My children and I are privileged. On every level. There is no doubt about it. Because we have a roof over our heads that we can afford to pay for, because we know where not just the next meal, but the one after that and the one after that are coming from, and because we can turn the heating up when there’s an unexpected cold snap, we are more privileged than many. And I don’t just mean those children fleeing war or who have lost their families, but many in our country, our city, or our town. And yet. And yet.
I read somewhere once that you are only as happy as your unhappiest child. And just now I have an unhappy child. A child who feels that nothing is going right for them, who feels there is pressure, who struggles sometimes in their social network. A child. One who is too young for this. A child who says that sometimes life is so hard they wish they could just hide away from it all. So no matter how good my life, no matter how well my other children are or are doing, I too am unhappy. I’d go through the pain of childbirth every day to take that pain away.
I was lucky to be a relatively successful child. I sailed through most things. I was disliked by some of the nastier kids in the neighbourhood, but I managed to avoid them, mostly. I thank my lucky stars I wasn’t bullied because I was a prime target for it (nice, timid, studious, spectacle-wearing), but I came through school largely unscathed. It was in young adulthood that the realities of the world hit me. When I realised that, hmm, life was tough. That it wasn’t all going to be plain sailing. That life wasn’t fair. And I was powerless to do anything about much of life’s injustice. It was only later I learned all I could do about it was just to be the best that I could be.
Mental nd emotional wellbeing have been a lifelong challenge for me, as for many people I know (most?). I admire and am fascinated by people who have a natural positive outlook, that sunny disposition, and I wish I knew how to get it. No. I wish I knew how to get it for my child. My question is, is it better for children to learn when they’re young that life is not fair and you just have to make the best of it? Does disappointment and heartache when you’re young help to build resilience when you’re older? I sometimes wonder whether a bit of disappointment, a reality check, when I was a kid, might have helped me cope better with it in adulthood. But maybe not.
More recently, I’ve learned how focusing on gratitude can help to build resilience and a positive mindset, so I practice this every day.

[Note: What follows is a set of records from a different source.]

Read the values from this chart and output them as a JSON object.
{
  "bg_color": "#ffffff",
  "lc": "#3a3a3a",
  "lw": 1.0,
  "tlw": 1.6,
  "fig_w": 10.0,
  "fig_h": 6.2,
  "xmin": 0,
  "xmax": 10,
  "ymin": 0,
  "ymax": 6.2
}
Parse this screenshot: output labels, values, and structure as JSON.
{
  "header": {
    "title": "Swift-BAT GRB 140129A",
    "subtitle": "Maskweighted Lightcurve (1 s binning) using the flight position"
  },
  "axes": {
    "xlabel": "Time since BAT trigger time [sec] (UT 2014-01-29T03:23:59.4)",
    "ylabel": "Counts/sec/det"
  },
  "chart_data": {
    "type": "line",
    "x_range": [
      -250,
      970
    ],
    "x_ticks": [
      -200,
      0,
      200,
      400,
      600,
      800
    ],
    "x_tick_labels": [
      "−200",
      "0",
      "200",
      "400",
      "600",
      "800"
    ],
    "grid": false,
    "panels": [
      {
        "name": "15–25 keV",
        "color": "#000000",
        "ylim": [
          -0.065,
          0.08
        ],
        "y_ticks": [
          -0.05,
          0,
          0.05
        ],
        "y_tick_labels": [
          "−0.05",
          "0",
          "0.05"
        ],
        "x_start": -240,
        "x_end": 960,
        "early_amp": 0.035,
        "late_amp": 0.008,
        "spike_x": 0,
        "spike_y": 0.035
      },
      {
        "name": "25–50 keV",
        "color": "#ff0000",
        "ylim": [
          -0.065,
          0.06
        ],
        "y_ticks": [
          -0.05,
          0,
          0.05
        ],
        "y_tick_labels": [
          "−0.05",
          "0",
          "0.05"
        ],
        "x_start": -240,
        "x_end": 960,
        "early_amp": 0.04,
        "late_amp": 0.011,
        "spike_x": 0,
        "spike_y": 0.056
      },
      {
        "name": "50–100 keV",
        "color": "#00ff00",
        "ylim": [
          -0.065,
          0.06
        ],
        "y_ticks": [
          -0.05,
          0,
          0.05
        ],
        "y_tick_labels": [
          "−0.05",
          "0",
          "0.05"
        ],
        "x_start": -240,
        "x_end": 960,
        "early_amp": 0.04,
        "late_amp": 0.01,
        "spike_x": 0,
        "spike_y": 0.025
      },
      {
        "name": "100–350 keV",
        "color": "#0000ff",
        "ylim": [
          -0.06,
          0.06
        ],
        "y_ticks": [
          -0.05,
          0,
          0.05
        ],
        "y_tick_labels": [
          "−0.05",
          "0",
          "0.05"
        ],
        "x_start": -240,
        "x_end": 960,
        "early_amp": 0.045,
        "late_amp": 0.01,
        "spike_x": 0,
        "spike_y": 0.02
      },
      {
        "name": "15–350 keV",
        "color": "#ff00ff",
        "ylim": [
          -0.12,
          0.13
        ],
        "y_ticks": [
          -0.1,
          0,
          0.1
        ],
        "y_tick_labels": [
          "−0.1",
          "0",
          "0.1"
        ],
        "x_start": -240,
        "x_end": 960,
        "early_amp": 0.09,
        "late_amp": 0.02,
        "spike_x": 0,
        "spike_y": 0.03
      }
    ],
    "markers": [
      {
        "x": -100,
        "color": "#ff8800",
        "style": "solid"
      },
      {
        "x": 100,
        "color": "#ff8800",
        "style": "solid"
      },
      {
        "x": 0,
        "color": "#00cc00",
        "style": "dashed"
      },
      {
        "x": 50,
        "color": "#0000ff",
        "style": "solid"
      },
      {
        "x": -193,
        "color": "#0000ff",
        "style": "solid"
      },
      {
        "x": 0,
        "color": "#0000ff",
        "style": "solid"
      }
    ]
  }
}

And I know I have so much to be grateful for. Just recently I heard a single mother on the radio talking about the pain of having to put her severely disabled 12-year old into care because she could no longer cope. And, again, I thank my lucky stars, my guardian angels, or whatever force in the world is out there looking after me and mine, that I have a healthy, stable family. That said, the least empathic thing you can say to someone who is feeling low is to invite them to think of all the people who are worse off than they are.
I also read somewhere once that you get the children you need; maybe that divine force out there has gifted my children to me because I have within me the love to support and care for them, when unhappiness strikes. But today I feel ill-equipped and today I feel as unhappy as my unhappiest child.
“Happiness, not in another place but this place, not for another hour but this hour”
As ever, I look to my books for help. The above quote from Walt Whitman is a call to embrace joy in the here and now, and is one of the techniques for being happy listed in a little volume I picked up in a bargain bookshop a while ago. A little book I keep to hand for times like this – How to be Happy by Anna Barnes.
I don’t think Whitman will mean much to my child at this point, but perhaps my job as a parent is to try and pass on some of my own hard-earned resilience to my child, who is still maturing, still growing, still learning.